All of the filters mentioned above are “estimation filters” (EF). When talking about estimation filters, one can quickly get mired in alphabet soup.
A Kalman Filter (KF) is a linear quadratic estimation algorithm that operates recursively on noisy data and produces an estimate of a system’s current state that is statistically more precise than what a single measurement could produce.
An Extended Kalman Filter (EKF) is used generically to describe any estimation filter based on the Kalman Filter model that can handle non-linear elements. Almost all inertial estimation filters are fundamentally EKFs.
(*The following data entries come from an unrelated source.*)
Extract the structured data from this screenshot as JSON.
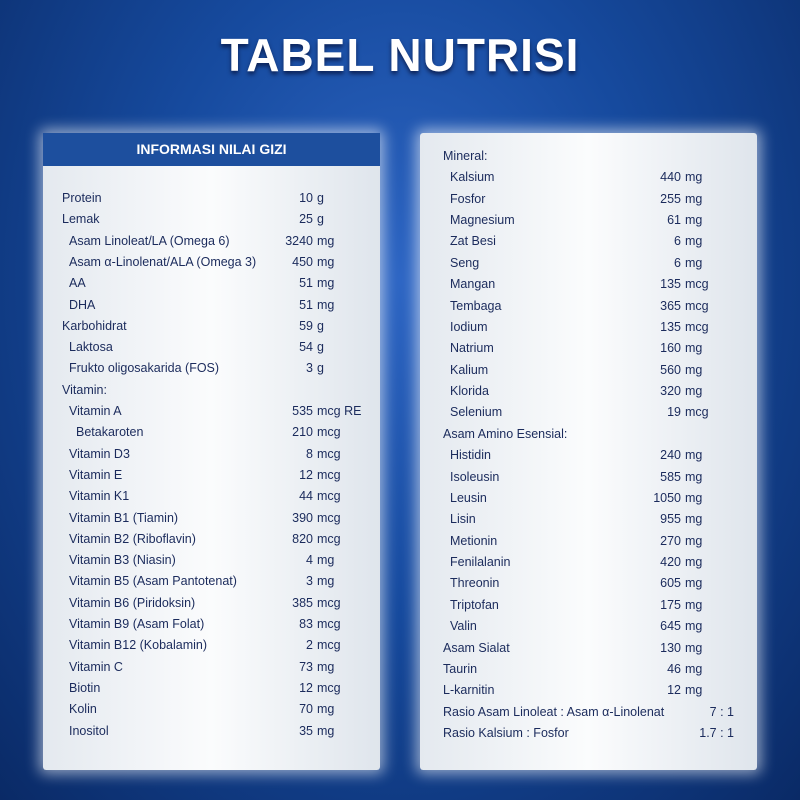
{
  "title": "TABEL NUTRISI",
  "left": {
    "header": "INFORMASI NILAI GIZI",
    "items": [
      {
        "name": "Protein",
        "amount": "10",
        "unit": "g"
      },
      {
        "name": "Lemak",
        "amount": "25",
        "unit": "g",
        "items": [
          {
            "name": "Asam Linoleat/LA (Omega 6)",
            "amount": "3240",
            "unit": "mg"
          },
          {
            "name": "Asam α-Linolenat/ALA (Omega 3)",
            "amount": "450",
            "unit": "mg"
          },
          {
            "name": "AA",
            "amount": "51",
            "unit": "mg"
          },
          {
            "name": "DHA",
            "amount": "51",
            "unit": "mg"
          }
        ]
      },
      {
        "name": "Karbohidrat",
        "amount": "59",
        "unit": "g",
        "items": [
          {
            "name": "Laktosa",
            "amount": "54",
            "unit": "g"
          },
          {
            "name": "Frukto oligosakarida (FOS)",
            "amount": "3",
            "unit": "g"
          }
        ]
      },
      {
        "name": "Vitamin:",
        "items": [
          {
            "name": "Vitamin A",
            "amount": "535",
            "unit": "mcg RE",
            "items": [
              {
                "name": "Betakaroten",
                "amount": "210",
                "unit": "mcg"
              }
            ]
          },
          {
            "name": "Vitamin D3",
            "amount": "8",
            "unit": "mcg"
          },
          {
            "name": "Vitamin E",
            "amount": "12",
            "unit": "mcg"
          },
          {
            "name": "Vitamin K1",
            "amount": "44",
            "unit": "mcg"
          },
          {
            "name": "Vitamin B1 (Tiamin)",
            "amount": "390",
            "unit": "mcg"
          },
          {
            "name": "Vitamin B2 (Riboflavin)",
            "amount": "820",
            "unit": "mcg"
          },
          {
            "name": "Vitamin B3 (Niasin)",
            "amount": "4",
            "unit": "mg"
          },
          {
            "name": "Vitamin B5 (Asam Pantotenat)",
            "amount": "3",
            "unit": "mg"
          },
          {
            "name": "Vitamin B6 (Piridoksin)",
            "amount": "385",
            "unit": "mcg"
          },
          {
            "name": "Vitamin B9 (Asam Folat)",
            "amount": "83",
            "unit": "mcg"
          },
          {
            "name": "Vitamin B12 (Kobalamin)",
            "amount": "2",
            "unit": "mcg"
          },
          {
            "name": "Vitamin C",
            "amount": "73",
            "unit": "mg"
          },
          {
            "name": "Biotin",
            "amount": "12",
            "unit": "mcg"
          },
          {
            "name": "Kolin",
            "amount": "70",
            "unit": "mg"
          },
          {
            "name": "Inositol",
            "amount": "35",
            "unit": "mg"
          }
        ]
      }
    ]
  },
  "right": {
    "items": [
      {
        "name": "Mineral:",
        "items": [
          {
            "name": "Kalsium",
            "amount": "440",
            "unit": "mg"
          },
          {
            "name": "Fosfor",
            "amount": "255",
            "unit": "mg"
          },
          {
            "name": "Magnesium",
            "amount": "61",
            "unit": "mg"
          },
          {
            "name": "Zat Besi",
            "amount": "6",
            "unit": "mg"
          },
          {
            "name": "Seng",
            "amount": "6",
            "unit": "mg"
          },
          {
            "name": "Mangan",
            "amount": "135",
            "unit": "mcg"
          },
          {
            "name": "Tembaga",
            "amount": "365",
            "unit": "mcg"
          },
          {
            "name": "Iodium",
            "amount": "135",
            "unit": "mcg"
          },
          {
            "name": "Natrium",
            "amount": "160",
            "unit": "mg"
          },
          {
            "name": "Kalium",
            "amount": "560",
            "unit": "mg"
          },
          {
            "name": "Klorida",
            "amount": "320",
            "unit": "mg"
          },
          {
            "name": "Selenium",
            "amount": "19",
            "unit": "mcg"
          }
        ]
      },
      {
        "name": "Asam Amino Esensial:",
        "items": [
          {
            "name": "Histidin",
            "amount": "240",
            "unit": "mg"
          },
          {
            "name": "Isoleusin",
            "amount": "585",
            "unit": "mg"
          },
          {
            "name": "Leusin",
            "amount": "1050",
            "unit": "mg"
          },
          {
            "name": "Lisin",
            "amount": "955",
            "unit": "mg"
          },
          {
            "name": "Metionin",
            "amount": "270",
            "unit": "mg"
          },
          {
            "name": "Fenilalanin",
            "amount": "420",
            "unit": "mg"
          },
          {
            "name": "Threonin",
            "amount": "605",
            "unit": "mg"
          },
          {
            "name": "Triptofan",
            "amount": "175",
            "unit": "mg"
          },
          {
            "name": "Valin",
            "amount": "645",
            "unit": "mg"
          }
        ]
      },
      {
        "name": "Asam Sialat",
        "amount": "130",
        "unit": "mg"
      },
      {
        "name": "Taurin",
        "amount": "46",
        "unit": "mg"
      },
      {
        "name": "L-karnitin",
        "amount": "12",
        "unit": "mg"
      },
      {
        "name": "Rasio Asam Linoleat : Asam α-Linolenat",
        "amount": "7 : 1"
      },
      {
        "name": "Rasio Kalsium : Fosfor",
        "amount": "1.7 : 1"
      }
    ]
  }
}
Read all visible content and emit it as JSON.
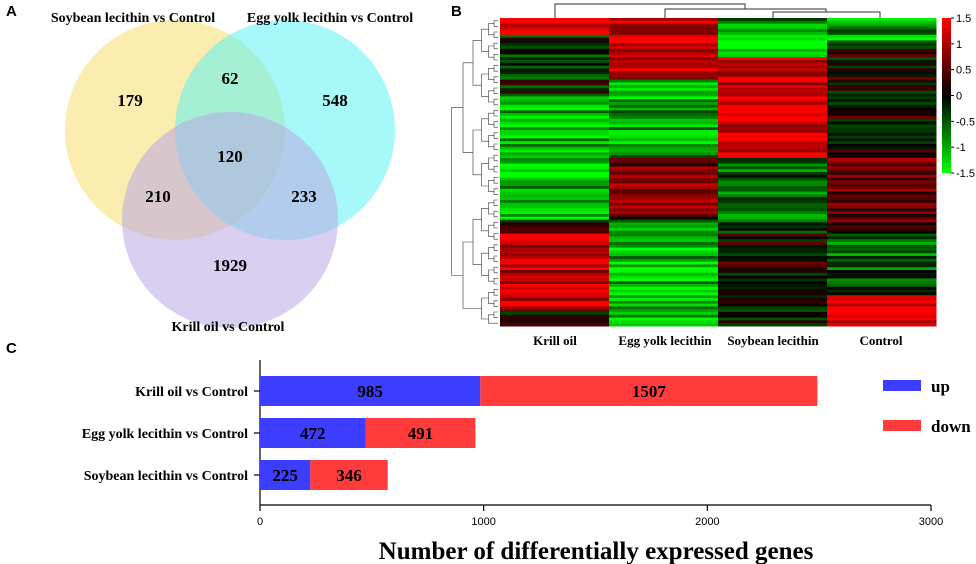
{
  "panels": {
    "a": "A",
    "b": "B",
    "c": "C"
  },
  "chart_data": [
    {
      "type": "venn",
      "sets": [
        "Soybean lecithin vs Control",
        "Egg yolk lecithin vs Control",
        "Krill oil vs Control"
      ],
      "regions": {
        "soy_only": 179,
        "egg_only": 548,
        "krill_only": 1929,
        "soy_egg": 62,
        "soy_krill": 210,
        "egg_krill": 233,
        "all_three": 120
      },
      "colors": [
        "#f7dc6f",
        "#5ef2f2",
        "#b9a7e3"
      ]
    },
    {
      "type": "heatmap",
      "columns": [
        "Krill oil",
        "Egg yolk lecithin",
        "Soybean lecithin",
        "Control"
      ],
      "colorbar": {
        "ticks": [
          "1.5",
          "1",
          "0.5",
          "0",
          "-0.5",
          "-1",
          "-1.5"
        ],
        "min": -1.5,
        "max": 1.5,
        "high_color": "#ff0000",
        "mid_color": "#000000",
        "low_color": "#00ff00"
      }
    },
    {
      "type": "bar",
      "orientation": "horizontal",
      "stacked": true,
      "categories": [
        "Krill oil vs Control",
        "Egg yolk lecithin vs Control",
        "Soybean lecithin vs Control"
      ],
      "series": [
        {
          "name": "up",
          "values": [
            985,
            472,
            225
          ],
          "color": "#3d3dff"
        },
        {
          "name": "down",
          "values": [
            1507,
            491,
            346
          ],
          "color": "#ff3b3b"
        }
      ],
      "xlabel": "Number of differentially expressed genes",
      "xlim": [
        0,
        3000
      ],
      "xticks": [
        "0",
        "1000",
        "2000",
        "3000"
      ]
    }
  ]
}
An Adaptive Kalman Filter (AKF), technically speaking, is also an EKF but it contains a high dependency on “adaptive” elements. “Adaptive” technology refers to the ability of a filter to selectively trust a given measurement more or less based on a “trust” threshold when compared to another measurement that is used as a reference. The 3DM GX4-25 and -15 rely on adaptive control elements to improve their estimations and hence we refer to the estimation filter used in those devices as an “AKF”. Technically speaking it is an “EKF with heavy reliance on adaptive elements” or possibly an “Adaptive Extended Kalman Filter”. We just call it an AKF.
An Auto-Adaptive Extended Kalman Filter (AA EKF) is an adaptive EKF that, like the AKF described above, has “adaptive” elements that selectively trust given measurements more or less based on comparison to reference inputs. The difference with the auto-adaptive filter is that the “trust” thresholds are automatically determined by the filter itself. The filter collects error metrics on all the measurements and uses this to determine appropriate trust thresholds. This feature makes tuning a Kalman Filter for optimum performance much easier than manually determining these thresholds. The GX5/CX5/CV5 series introduces the Auto-Adaptive feature whereas the GX4 series has fixed adaptive thresholds.
A Complementary Filter (CF) is commonly used as a term for an algorithm that combines the readings from multiple sensors to produce a solution. These filters usually contain simple filtering elements to smooth out the effects of sensor over-ranging or anomalies in the magnetic field.